In modern warships, the electrical power and propulsion system is fundamental to the ultimate capability of the vessel. The Type 26 Global Combat Ship will utilise an advanced CODLOG (Combined Diesel Electric or Gas Turbine) propulsion topology, the integration of which poses a number of engineering challenges and risks. The general philosophy towards de-risking for Type 26 GCS is one of left shifting project risk, whereby risks are considered and mitigated at the earliest opportunity in the development lifecycle.

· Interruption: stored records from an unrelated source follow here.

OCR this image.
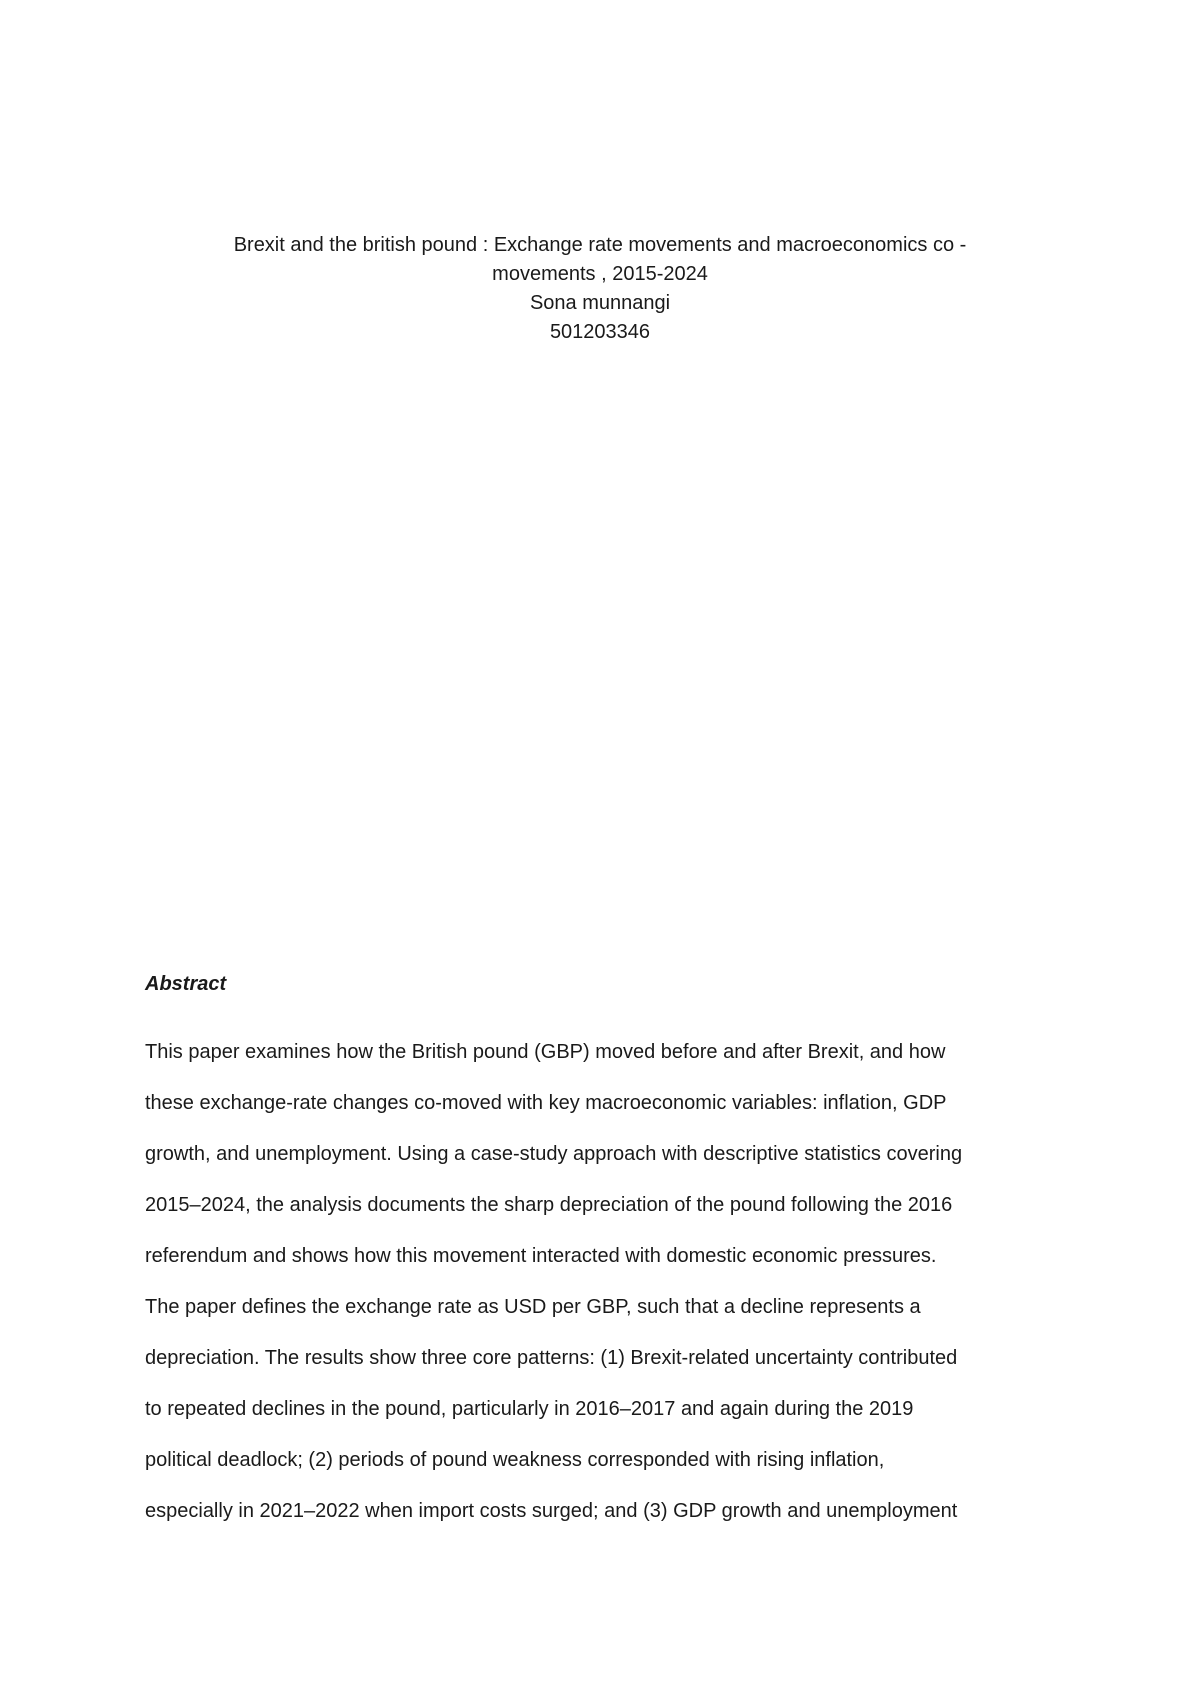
Brexit and the british pound : Exchange rate movements and macroeconomics co -
movements , 2015-2024
Sona munnangi
501203346
Abstract

This paper examines how the British pound (GBP) moved before and after Brexit, and how

these exchange-rate changes co-moved with key macroeconomic variables: inflation, GDP

growth, and unemployment. Using a case-study approach with descriptive statistics covering

2015–2024, the analysis documents the sharp depreciation of the pound following the 2016

referendum and shows how this movement interacted with domestic economic pressures.

The paper defines the exchange rate as USD per GBP, such that a decline represents a

depreciation. The results show three core patterns: (1) Brexit-related uncertainty contributed

to repeated declines in the pound, particularly in 2016–2017 and again during the 2019

political deadlock; (2) periods of pound weakness corresponded with rising inflation,

especially in 2021–2022 when import costs surged; and (3) GDP growth and unemployment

The electrical power generation and distribution system for Type 26 is considered to pose one of the largest integration risks within the Power & Propulsion (P&P) System. There are electrical power and propulsion integration risks in areas such as quality of power supply and performance in dynamic scenarios. Another key risk is the physical, functional and control integration aspects of the P&P system, with each piece of equipment needing to be integrated with the wider P&P system and the overarching Power Management System. This lecture will detail the various de-risking strategies that have been put in place to minimise P&P integration risk for Type 26, which involves the development and utilisation of computer based mathematical models and the construction of shore based marine system integration facilities.
About the speaker
David Capper MEng CEng MIET joined BAE systems in 2013 as a Graduate, and is currently the Engineering Manager for the Type 26 Electrical Integration Test Facility Project within the Marine Systems team. Prior to this, he spent several years within in-service support teams for various classes of warship within Portsmouth Naval Base. His background is in electrical and electronic engineering, having completed a Master’s degree with the University of Sheffield in 2012.